The new system was created by Max Kanter whose computer science master thesis is the foundation for the Data Science Machine, alongside Kalyan Veeramachaneni, thesis advisor and a research scientist at MIT’s Computer Science and Artificial Intelligence Laboratory (CSAIL).
This new prototype acts as a natural complement to human intelligence and it beats more than 600 teams in finding predictive patterns that were buried within unfamiliar data sets. The prototype eliminates human intuitions and makes the searching process just a fraction of the time it took humans, meaning that humans may become obsolete in the big data analysis. Although, the system not only searches for patterns, it also designs the feature set.
“We view the Data Science Machine as a natural complement to human intelligence,” said Max Kanter, one of the researchers who designed the big data system.

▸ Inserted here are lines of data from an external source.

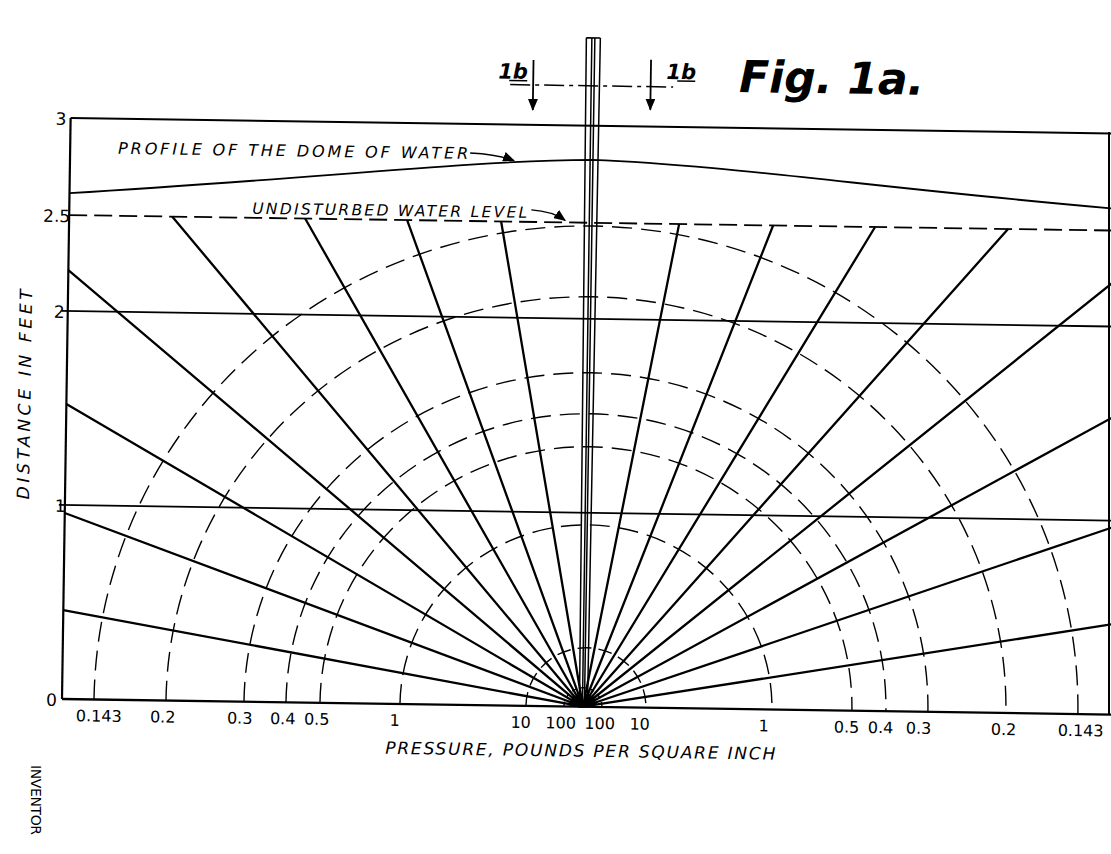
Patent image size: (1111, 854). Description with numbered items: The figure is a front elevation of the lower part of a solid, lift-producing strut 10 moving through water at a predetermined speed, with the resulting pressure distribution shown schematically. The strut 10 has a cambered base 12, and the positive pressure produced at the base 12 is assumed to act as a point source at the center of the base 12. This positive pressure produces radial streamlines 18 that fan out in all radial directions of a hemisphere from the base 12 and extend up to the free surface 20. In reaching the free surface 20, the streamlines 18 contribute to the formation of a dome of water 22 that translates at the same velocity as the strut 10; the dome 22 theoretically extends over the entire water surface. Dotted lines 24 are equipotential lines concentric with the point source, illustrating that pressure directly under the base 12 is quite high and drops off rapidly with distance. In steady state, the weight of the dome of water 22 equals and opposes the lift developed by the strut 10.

The strut 10 is at (602, 141).
The base 12 is at (583, 699).
The radial streamlines 18 is at (324, 252).
The free surface 20 is at (590, 168).
The dome of water 22 is at (738, 158).
The equipotential lines 24 is at (388, 420).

Big-data searching process consists in searching hidden patterns and choosing features of the data to analyze. Now the machine is capable of making determinations when it goes to search patterns.
“What we observe from our experience solving a number of data science problems for industry is that one of the very critical steps is called feature engineering […] The initial thing you have to do is recognize what variables to bring out from the database or compose, and for that, you need to come up with a lot of ideas,” Veeramachaneni said to MIT news.
The tracking process
First, it begins importing costs from the first table into the second. Second, it would execute suite operations to generate candidate features such as total cost per order, the average cost per order, minimum cost, and so on. The machine also looks for categorical data and generates further feature candidates by dividing existing features across categories.
To test the new Data Science Machine, scientists from the MIT competed against human teams in three data science competitions. One of these competitions aimed to find predictive patterns in unusual data sets.
In fact, in two of the three competitions, the predictions made by the Data Science Machine were 94 percent and 96 percent as accurate as the winning submissions. In the third, it was a more modest 87 percent. But while the human teams labored over their prediction algorithms for months, the Data Science machine took between two and 12 hours to produce each of its entries.
In the first two competitions, the prototype gained success with 94 percent and 96 percent accuracy whereas the Data Science Machine’s prediction was 87 percent accurate in the third competition. One of the most surprising things was revealed in the patterns searching process. Human teams took months to figure out, but, on the contrary, these unfamiliar patterns were easily revealed by the Data Science Machine in just 12 hours, meaning that the new data system completed its algorithms at “inhuman” speed. Of the 906 teams participating in the three competitions, the researchers’ “Data Science Machine” finished ahead of 615.
Furthermore, the system needed at least two algorithms to make predictions. Veeramachaneni used the different machine – learning techniques to practical problems in big – data analysis, such as determining the power generation capacity of wind farm sites or predicting how students are at risk for dropping out online courses.
Moreover, the two scientists used some tricks to manufacture a candidate for data analysis. Databases normally extract different types of data in different tables, indicating the correlations between them using numerical identifiers. The new system tracks these correlations by using them as a signal to feature construction.
“There’s so much data out there to be analyzed. And right now it’s just sitting there not doing anything. So maybe we can come up with a solution that will at least get us started on it, at least get us moving,” Said Kalyan Veeramachaneni to MIT news.